Afonso Cruz, Álvaro Laborinho Lúcio, José Luís Peixoto e Xosé Ramón Pena não se surpreendem com a baixa percentagem de pessoas que leem e destacam a importância da educação para promover hábitos de leitura. Falam ainda da importância de eventos como o Correntes d’Escritas.

No Correntes não faltaram livros para comprar. Foto: Sara Arnaud

Segundo um estudo da Universidade de Lisboa para a Fundação Calouste Gulbenkian, “mais de metade dos portugueses leu nenhum livro no último ano”. Este dado não surpreende os escritores que o JPN encontrou nos corredores do Correntes d’Escritas, o encontro anual de autores de línguas portuguesa e espanhola que decorreu entre 23 e 28 de fevereiro na Póvoa de Varzim. Afonso Cruz, multipremiado autor de romances, acredita que “40% não é um número assim tão desprestigiante para a leitura”. O escritor de 51 anos considera que a leitura, em comparação com outras atividades culturais, é um entretenimento difícil.

“Na música, por exemplo, as pessoas cantam e dançam em conjunto e, portanto, é mais apetecível e gratificante. A leitura pelo contrário remete-nos ao silêncio, à contemplação, à reflexão, a um fechamento. Nesse sentido, acaba por ser muito menos cativante do que qualquer outra atividade cultural e compreendo perfeitamente que a leitura seja um nicho e tem também a sua beleza por isso“, explica o autor de “Para onde vão os guarda-chuvas”.

Para Álvaro Laborinho Lúcio, ex-ministro da Justiça, este número confirma uma preocupação que já tinha. Salienta ainda que o importante não é fazer uma avaliação estatística, mas sim perceber quais são as razões profundas que estão por trás dessa ausência de leitura. “As pessoas deixaram de gostar de ler e dedicam-se a outras formas de aproximação ao conhecimento e até à cultura. É importante que valorizemos o livro e percebamos até que ponto é que a educação e a escola podem ter um papel decisivo para estabelecer uma mudança”, esclarece o escritor de 80 anos.

José Luís Peixoto não olha para os dados com pessimismo.
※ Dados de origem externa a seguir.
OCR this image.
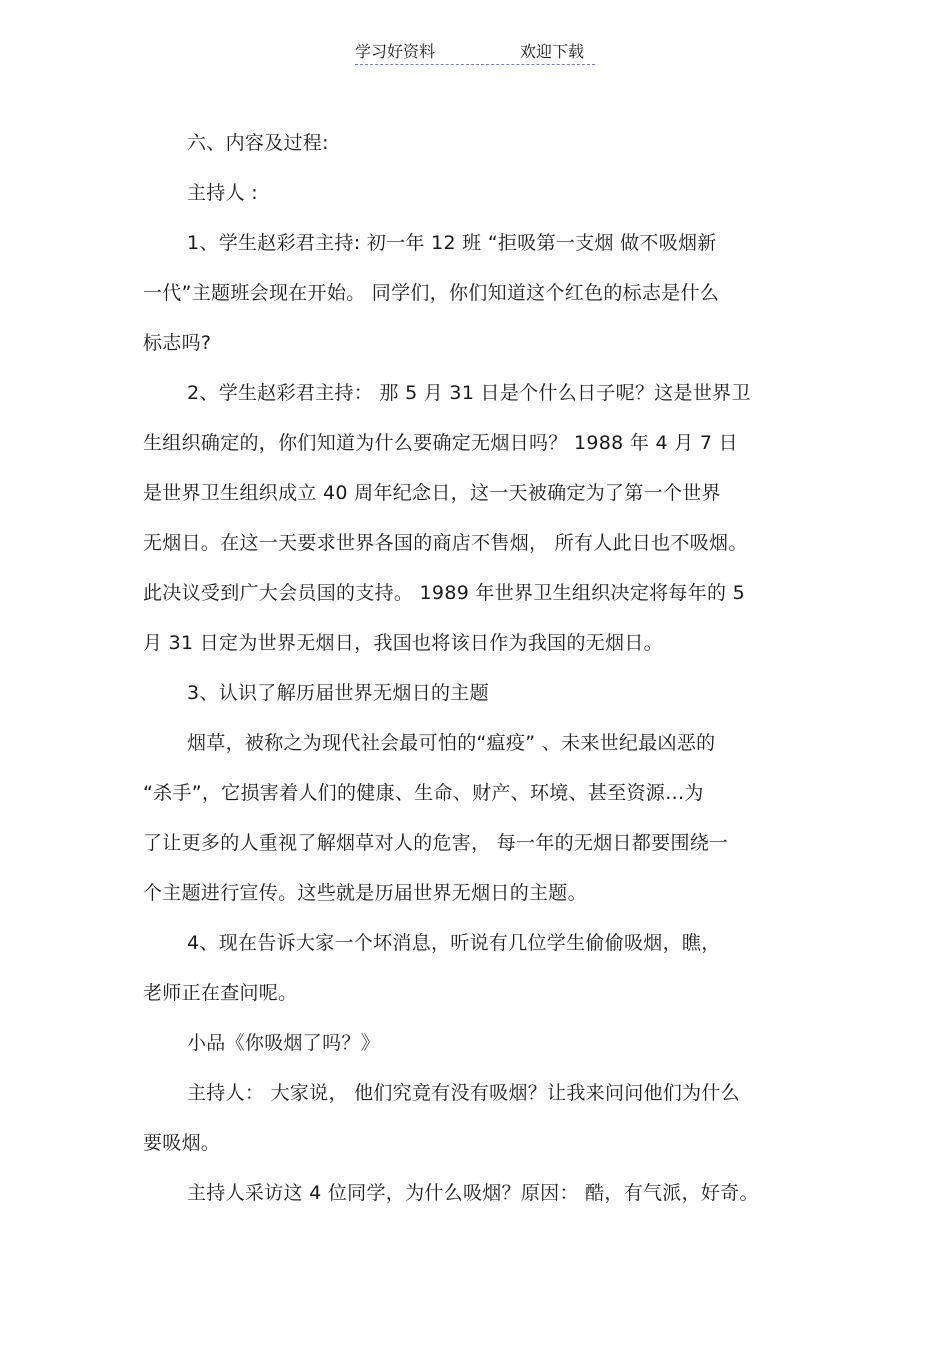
学习好资料	欢迎下载
六、内容及过程:
主持人 :
1、学生赵彩君主持: 初一年 12 班 “拒吸第一支烟 做不吸烟新
一代”主题班会现在开始。 同学们，你们知道这个红色的标志是什么
标志吗?
2、学生赵彩君主持： 那 5 月 31 日是个什么日子呢？这是世界卫
生组织确定的，你们知道为什么要确定无烟日吗？ 1988 年 4 月 7 日
是世界卫生组织成立 40 周年纪念日，这一天被确定为了第一个世界
无烟日。在这一天要求世界各国的商店不售烟， 所有人此日也不吸烟。
此决议受到广大会员国的支持。 1989 年世界卫生组织决定将每年的 5
月 31 日定为世界无烟日，我国也将该日作为我国的无烟日。
3、认识了解历届世界无烟日的主题
烟草，被称之为现代社会最可怕的“瘟疫” 、未来世纪最凶恶的
“杀手”，它损害着人们的健康、生命、财产、环境、甚至资源…为
了让更多的人重视了解烟草对人的危害， 每一年的无烟日都要围绕一
个主题进行宣传。这些就是历届世界无烟日的主题。
4、现在告诉大家一个坏消息，听说有几位学生偷偷吸烟，瞧，
老师正在查问呢。
小品《你吸烟了吗？》
主持人： 大家说， 他们究竟有没有吸烟？让我来问问他们为什么
要吸烟。
主持人采访这 4 位同学，为什么吸烟？原因： 酷，有气派，好奇。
Por frequentar espaços muito ligados a livros encontra muita gente que lê, mas sabe que “essas pessoas não são representativas da totalidade da população”. O poeta e dramaturgo defende que a leitura edifica e favorece a construção social de um país, por isso considera crucial refletir sobre o real empenho perante esta área cultural. “O que sugiro às pessoas que se preocupam com a falta de leitura dos outros é que elas próprias leiam. Se o fizerem já estão a dar um passo muito determinante na valorização da leitura”, clarifica o escritor de 47 anos.

O estudo estabeleceu também uma comparação com Espanha: “No último ano, 61% dos portugueses inquiridos não leram nenhum livro em papel, contra 38% dos espanhóis”. Assim, a realidade espanhola mostra-se bastante diferente da portuguesa. O escritor espanhol Xosé Ramón Pena supõe que esta diferença se deve sobretudo a fatores sociais e históricos “que só com o tempo, investindo dinheiro em educação se podem corrigir”. No entanto, sublinha que o número de leitores espanhóis não é assim tão alto comparativamente a outros países europeus.
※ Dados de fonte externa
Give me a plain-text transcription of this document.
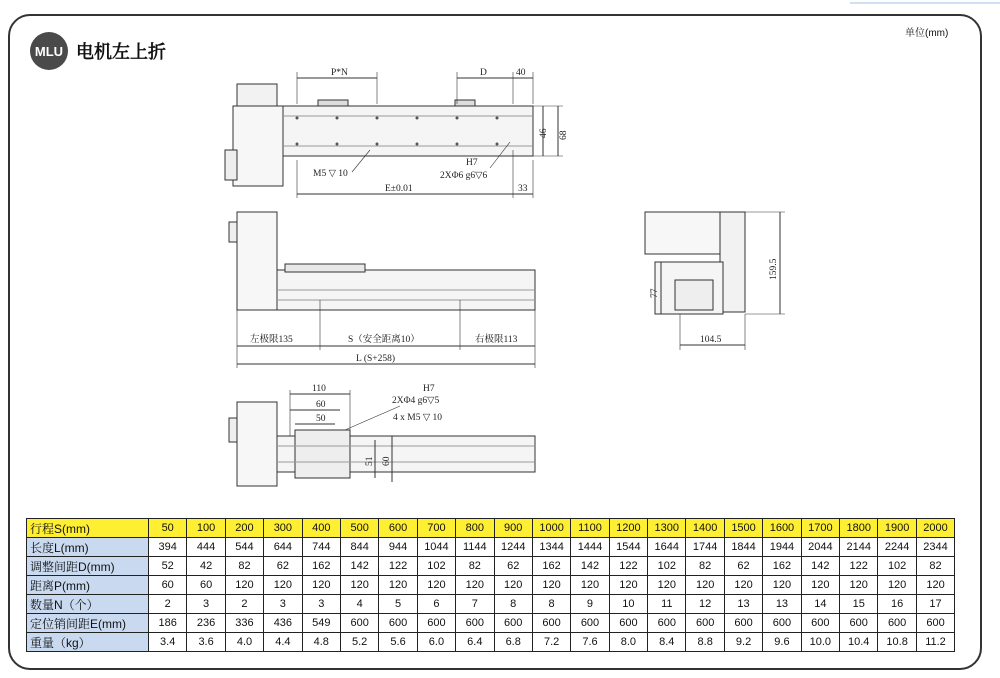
MLU 电机左上折
单位(mm)
P*N	D	40
46 68
M5 ▽ 10
H7
2XΦ6 g6▽6
E±0.01	33
左极限135	S（安全距离10）	右极限113
L (S+258)
159.5
77
104.5
110
60
50
H7
2XΦ4 g6▽5
4 x M5 ▽ 10
51 60
行程S(mm)	50	100	200	300	400	500	600	700	800	900	1000	1100	1200	1300	1400	1500	1600	1700	1800	1900	2000
长度L(mm)	394	444	544	644	744	844	944	1044	1144	1244	1344	1444	1544	1644	1744	1844	1944	2044	2144	2244	2344
调整间距D(mm)	52	42	82	62	162	142	122	102	82	62	162	142	122	102	82	62	162	142	122	102	82
距离P(mm)	60	60	120	120	120	120	120	120	120	120	120	120	120	120	120	120	120	120	120	120	120
数量N（个）	2	3	2	3	3	4	5	6	7	8	8	9	10	11	12	13	13	14	15	16	17
定位销间距E(mm)	186	236	336	436	549	600	600	600	600	600	600	600	600	600	600	600	600	600	600	600	600
重量（kg）	3.4	3.6	4.0	4.4	4.8	5.2	5.6	6.0	6.4	6.8	7.2	7.6	8.0	8.4	8.8	9.2	9.6	10.0	10.4	10.8	11.2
O contexto familiar e os hábitos que se criam durante a infância e adolescência podem ser algumas das razões para os portugueses lerem pouco. Progressivamente, foi-se abandonando a leitura do livro e criaram-se outras formas acesso à cultura, ao conhecimento e à informação. Laborinho Lúcio crê que o próprio gosto pela leitura passou a ser algo pouco avaliado criticamente e defende que “antes de se aprender a ler é preciso criar leitores e ensinar às crianças a necessidade e o desejo de saber ler”. “O gostar de ler é fundamental”, sublinha.

Afonso Cruz menciona algumas das medidas que já foram implementadas para contornar estes números, como o Plano Nacional de Leitura, a vasta rede de bibliotecas, a grande circulação de livros e até a acessibilidade aos livros. “Antes, as pessoas não tinham biblioteca em casa, agora é quase impensável entrar numa casa e não haver pelo menos um livro e se existe acessibilidade é muito mais fácil chegar à leitura”, salienta.

O escritor também refere a problemática das assimetrias de classes sociais, da educação e do acesso à cultura e como isso afeta as pessoas: “Há uma grande percentagem que não frequenta espaços culturais com medo de não serem capazes de fruir de um objeto artístico. Mas esse receio é que tem de ser combatido. Não é preciso ser um crítico, um grande intelectual ou ter um doutoramento para entrar num museu”, explica.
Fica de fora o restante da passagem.